ホーム>スタッフブログ>ミタスブログ>住宅の断熱性と快適性を考える(2)
ミタスブログ

住宅の断熱性と快適性を考える(2)

前回(1)の続きです。http://www.mitasu.com/blog/2018/03/1-2.php

住宅の断熱性能を表す数値にQ値があります。

以前は、このQ値だけが使われていましたが、当初から「Q値の比較は意味がない」と主張してきました。

その理由は大きく2つあります。

建物は2次元の形状が様々ですし、3次元の形状も様々です。

Q値は平面形状や立面形状を完全に無視していて、単に平面的な大きさだけを考えての比較だからです。

住宅は単一形状ではありません。

平面的にも立面的にも様々なので、本来の性能比較とは違った数値が出てしまうからです。

この数値の定義が、そもそも3次元の住宅に適していないので、意味がないと述べてきました。

 

ふたつ目の理由は、換気設備などの熱環境の性能だけに注目して数値をゆがめるからです。

建物そのものの断熱性能ではなく、設備で大きく数値が動くからです。

建物そのものの断熱性能を上げるより、設備で上げる方が簡単なのでそれを使って安易にQ値をあげようとします。これでは、Q値が良くても快適な住宅とはいえないのです。

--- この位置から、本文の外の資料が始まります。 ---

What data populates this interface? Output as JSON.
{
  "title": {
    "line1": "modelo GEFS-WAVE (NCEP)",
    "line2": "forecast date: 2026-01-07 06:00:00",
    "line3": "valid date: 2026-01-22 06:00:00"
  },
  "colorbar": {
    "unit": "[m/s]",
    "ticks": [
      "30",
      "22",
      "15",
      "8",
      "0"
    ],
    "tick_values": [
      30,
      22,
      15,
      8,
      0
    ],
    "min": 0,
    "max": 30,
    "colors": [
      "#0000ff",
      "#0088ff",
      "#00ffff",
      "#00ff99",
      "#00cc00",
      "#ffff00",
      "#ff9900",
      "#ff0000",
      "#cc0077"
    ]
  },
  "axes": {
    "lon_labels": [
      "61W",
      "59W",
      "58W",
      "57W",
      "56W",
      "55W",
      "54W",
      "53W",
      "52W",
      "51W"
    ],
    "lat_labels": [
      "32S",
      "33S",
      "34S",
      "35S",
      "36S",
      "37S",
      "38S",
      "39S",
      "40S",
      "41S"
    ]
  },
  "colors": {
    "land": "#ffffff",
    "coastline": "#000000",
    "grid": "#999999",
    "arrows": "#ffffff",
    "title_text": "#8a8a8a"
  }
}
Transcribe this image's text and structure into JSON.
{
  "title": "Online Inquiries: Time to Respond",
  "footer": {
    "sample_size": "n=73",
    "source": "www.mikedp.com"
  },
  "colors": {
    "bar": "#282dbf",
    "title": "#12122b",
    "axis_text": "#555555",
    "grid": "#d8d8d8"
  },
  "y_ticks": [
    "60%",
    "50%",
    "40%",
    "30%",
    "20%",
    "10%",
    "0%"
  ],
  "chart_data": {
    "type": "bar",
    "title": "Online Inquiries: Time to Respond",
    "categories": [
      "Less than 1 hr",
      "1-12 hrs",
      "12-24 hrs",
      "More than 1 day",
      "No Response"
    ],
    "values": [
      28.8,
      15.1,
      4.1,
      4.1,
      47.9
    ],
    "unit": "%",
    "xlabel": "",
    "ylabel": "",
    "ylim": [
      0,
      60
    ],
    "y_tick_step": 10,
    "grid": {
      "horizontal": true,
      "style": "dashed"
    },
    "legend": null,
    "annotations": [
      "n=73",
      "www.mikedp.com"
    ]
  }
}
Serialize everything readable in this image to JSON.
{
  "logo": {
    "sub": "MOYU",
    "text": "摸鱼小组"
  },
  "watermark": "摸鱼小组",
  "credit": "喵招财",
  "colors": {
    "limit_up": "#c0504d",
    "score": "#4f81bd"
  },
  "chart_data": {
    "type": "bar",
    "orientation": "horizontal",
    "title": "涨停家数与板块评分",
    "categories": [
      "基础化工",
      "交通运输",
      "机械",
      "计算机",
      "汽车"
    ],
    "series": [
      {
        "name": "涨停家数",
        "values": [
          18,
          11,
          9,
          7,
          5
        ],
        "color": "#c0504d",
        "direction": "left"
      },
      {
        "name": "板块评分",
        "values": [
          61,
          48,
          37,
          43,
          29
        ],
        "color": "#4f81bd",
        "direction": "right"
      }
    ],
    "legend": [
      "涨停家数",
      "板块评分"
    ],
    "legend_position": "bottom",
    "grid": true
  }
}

その理由は、シリーズの最後まで読まないと正確にはわかりません。

前回の最初に述べた、温熱だけをとっても伝導、対流、輻射で考えないといけないからです。

しかも、この設備には温熱環境以外で欠点があるのです。

住宅の快適性を考えていくと、温熱環境以外の他の要素も大切になってくるのです。

この点でも設備選択には注意が必要ですが、Q値を良くするために無視されています。

 

現在、ようやくQ値だけでなくUA値も性能の条件に入ってきました。

UA値は、設備に左右されずに建物の断熱性での比較であること、

さらに3次元の建物形状を考慮した定義ですので、これは設計上での比較においては

意味がある数値になります。但し、あくまで設計上です。

この意味は、近いうちに説明します。

次回は、もうひとつのC値について、何が問題かを述べましょう。